The bombing that took place yesterday during the Boston Marathon has of course dominated the news these past two days. This morning we were told that there was another death and a dozen or so new injuries. I listened to a fascinating interview with a young doctor who was on duty at one of the large Boston hospitals. Emergency rooms all over town were flooded. This doctor described the scene at the hospital: severed limbs, some multiple; severe lacerations caused by shrapnel and glass; blood everywhere; heat and smoke inhalation that can be deadly. He described people searching for hours for their loved ones. He said it is one thing to deal with accident victims in a hospital, but it is quite another thing emotionally when the injured and maimed and dead became so by an intentional act. At one point he heard a nurse tearfully cry out : “Who would do such a thing!?” A question that will haunt us for weeks and perhaps years to come.

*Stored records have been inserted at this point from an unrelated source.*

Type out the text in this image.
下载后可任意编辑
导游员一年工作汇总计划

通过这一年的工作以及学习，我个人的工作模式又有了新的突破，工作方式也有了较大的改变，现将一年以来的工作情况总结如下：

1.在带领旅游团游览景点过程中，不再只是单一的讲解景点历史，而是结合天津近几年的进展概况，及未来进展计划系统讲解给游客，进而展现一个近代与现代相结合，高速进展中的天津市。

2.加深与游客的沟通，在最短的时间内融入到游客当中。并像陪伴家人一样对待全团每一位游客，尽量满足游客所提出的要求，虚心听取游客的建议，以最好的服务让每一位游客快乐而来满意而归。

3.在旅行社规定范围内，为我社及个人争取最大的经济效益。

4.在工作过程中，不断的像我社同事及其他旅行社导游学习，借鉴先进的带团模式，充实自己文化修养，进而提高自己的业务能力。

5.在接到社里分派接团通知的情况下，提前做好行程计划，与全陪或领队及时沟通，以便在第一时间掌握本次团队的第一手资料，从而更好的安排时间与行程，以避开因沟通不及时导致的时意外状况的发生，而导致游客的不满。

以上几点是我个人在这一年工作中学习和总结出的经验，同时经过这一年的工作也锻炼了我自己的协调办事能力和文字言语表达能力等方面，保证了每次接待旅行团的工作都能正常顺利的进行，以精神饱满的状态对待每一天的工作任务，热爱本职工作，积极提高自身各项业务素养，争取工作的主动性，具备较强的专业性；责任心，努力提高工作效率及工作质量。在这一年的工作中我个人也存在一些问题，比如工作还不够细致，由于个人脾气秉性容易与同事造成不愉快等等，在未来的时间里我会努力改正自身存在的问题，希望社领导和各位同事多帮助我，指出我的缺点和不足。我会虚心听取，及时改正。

There have been thousands of deaths and injuries in Iraq and Afghanistan, but those casualties seem so distant, detached from our every day life…but those injuries and deaths are no less gruesome. The bombing in Boston brings the reality of violence in our world close to home, and for me it raises the question yet again, that if God is a loving God, where is God in this world of violence that has plagued humanity since time immemorial?
The young doctor put it in perspective for me. I say young because he was young enough to remember Mr. Rogers of Children’s television fame. You know: “It’s a beautiful day in the neighborhood” Mr. Rogers. The doctor remembered a story/teaching delivered on one of his shows. Mr. Rogers told his audience that his mother taught him when he was young that whenever there was a frightful tragedy that appeared in the news, she always told him to look closely for the acts of kindness associated with it. This doctor took that to heart. He observed perfect strangers shedding clothing to make tourniquets to stop wounds from bleeding. People entered the risky ground zero area to help the wounded to safety. Medical professionals held back tears and with courage performed what they had been trained to do; one of the runners had two small children with him, trying to help them find their parents who were in the race. I’m sure there were countless other acts of kindness that went unnoticed; but observing such acts, this young doctor said gave him hope even amid such gore. God bless Fred Rogers, that kind and gentle soul; may he rest in peace, and God bless the young doctor who recognized Mr. Roger’s words as the profound wisdom they were.
And of course the answer to the age old question of where is the God of love in all this, all over the world… is that our God inhabits our hearts and hands to heal, to comfort and succor, to act kindly in courage for the world God loves, the presence of evil and violence notwithstanding. There is nothing passive about Incarnation. God is present, en-fleshed in every act of kindness and compassion…and that’s a real enough God for me.